Car of Commerce [Steamboat]

The Car of Commerce was a steamboat that burst a boiler north of Osceola (Mississippi County) on May 14, 1828, killing at least twenty-one passengers and crew members.

While heading from New Orleans, Louisiana, to St. Louis, Missouri, an engineer on the Car of Commerce shut down the vessel’s engines briefly around 10:00 a.m. on May 14, 1828, at an area on the Mississippi River known as the Canadian Reach, to examine the force pump. Moments after the engines were restarted, one of the boilers burst, “moving from their place in a forward direction every boiler, the greater part of the water being thrown to the upper deck, several of the deck passengers, and the greater part of the crew were scalded,” the Arkansas Gazette reported, with another newspaper stating that “the sufferers who were not instantly killed were in a most deplorable condition.”
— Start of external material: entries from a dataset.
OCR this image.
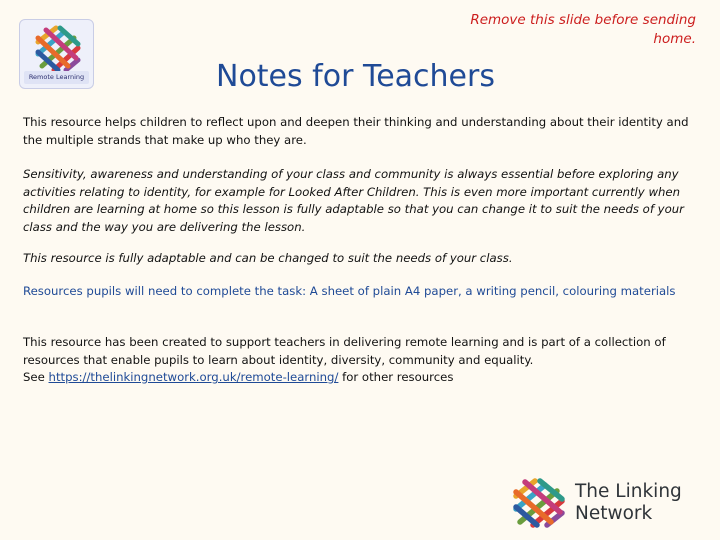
Remote Learning
Remove this slide before sending home.
Notes for Teachers

This resource helps children to reflect upon and deepen their thinking and understanding about their identity and the multiple strands that make up who they are.

Sensitivity, awareness and understanding of your class and community is always essential before exploring any activities relating to identity, for example for Looked After Children. This is even more important currently when children are learning at home so this lesson is fully adaptable so that you can change it to suit the needs of your class and the way you are delivering the lesson.

This resource is fully adaptable and can be changed to suit the needs of your class.

Resources pupils will need to complete the task: A sheet of plain A4 paper, a writing pencil, colouring materials

This resource has been created to support teachers in delivering remote learning and is part of a collection of resources that enable pupils to learn about identity, diversity, community and equality.
See https://thelinkingnetwork.org.uk/remote-learning/ for other resources

The Linking
Network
Two crew members were killed instantly, and six other people died that day. Twelve other people died of their injuries and were buried over the following five days. Two other crew members were blown overboard, one of whose body was recovered and the other presumed dead; the Car of Commerce’s captain counted eight deck passengers and thirteen crewmen as fatal casualties. A Nashville, Tennessee, newspaper reported several additional later deaths that may have raised the toll to twenty-four dead from the explosion.

Shortly after the explosion, the steamboat LaGrange arrived and took away many of the uninjured passengers. The Paul Jones, another steamboat, came across the Car of Commerce and towed the vessel northward.

Captain J. Cocks (or Cox) blamed the cast-iron head of a recently installed boiler for the accident, stating that “the one that burst had an extremely thin head, compared with the other four,” noting that a similar boiler had recently burst aboard the steamboat Atlas, killing a man.

The Car of Commerce catastrophe may be one of the earliest examples of the dangers of steamboat travel in Arkansas waters in the 1800s, where boiler explosions would later cause mass casualties on the Rob Roy in 1836, the Persian in 1840, the J. Wilson in 1853, the Sultana in 1865, and the Miami in 1866.

For additional information:
“Dreadful Accident.” National Banner and Nashville Whig, May 28, 1828, p. 1.

Historical Names and Places on the Lower Mississippi River. Vicksburg, MS: Mississippi River Commission, United States Army Corps of Engineers, 1977.

Lloyd, James T. Lloyd’s Steamboat Directory and Disasters on the Western Waters. Cincinnati, OH: James T. Lloyd & Co., 1856.

“The Steam-Boat Car of Commerce.” Arkansas Gazette, June 18, 1828, p. 3.

“Steamboat Explosion.” National Banner and Nashville Whig, June 20, 1828, p. 4.